Porosity, element loss, and strength model on softening behavior of hybrid laser arc welded Al-Zn-Mg-Cu alloy with synchrotron radiation Analysis

The severe strength loss of hybrid welded Al-Zn-Mg-Cu alloy joints such as 7075-T6 has been characterized using high-resolution synchrotron radiation X-rays and theoretical modeling. To elucidate the physical causes of this static strength change, the distribution of strengthening elements such as Zn and Cu and the three-dimensional gas porosity were mapped.
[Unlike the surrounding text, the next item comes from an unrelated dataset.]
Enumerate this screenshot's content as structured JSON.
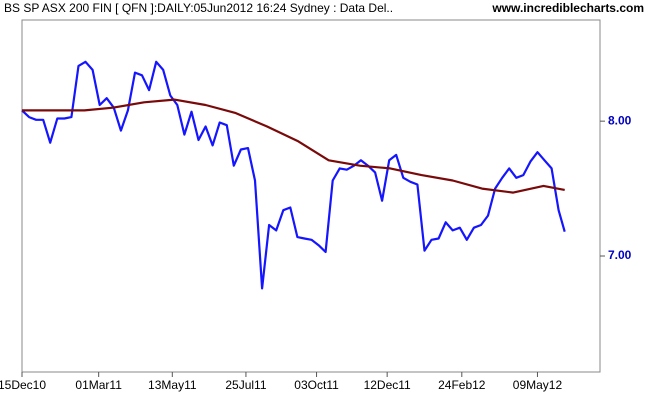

The interesting findings included the following: 1) Hybrid welds only reach approximately 53% of the ultimate tensile strength of the base phase, and the lowest strength is situated in the central fusion zone; 2) because of the excessive evaporation of elemental Zn and the significant inverse segregation of elemental Cu in cenral fusion welds, the major strengthening elements gather near the heat-affected zone; 3) the elastic modulus of hybrid welds is slightly larger than that of their base alloys, probably as a result of the inhomogeneity in their chemical composition, microstructure, geometry, and residual stress; 4) the pore size ranges from below 0.01 mu m to approximately 107 mu m, and it is modeled by the Schwartz-Saltykov method to reveal its damaging effects on the static strength; 5) a strength model of 7075-T6 welded butt joints is established to correlate with the elastic modulus, porosity, and heat inputs, and it coincides well with the computational and experimental results; and 6) in principle, the porosity has little influence on the static strength of hybrid welds, and the modified strengthening structure markedly dominates the overall mechanical properties.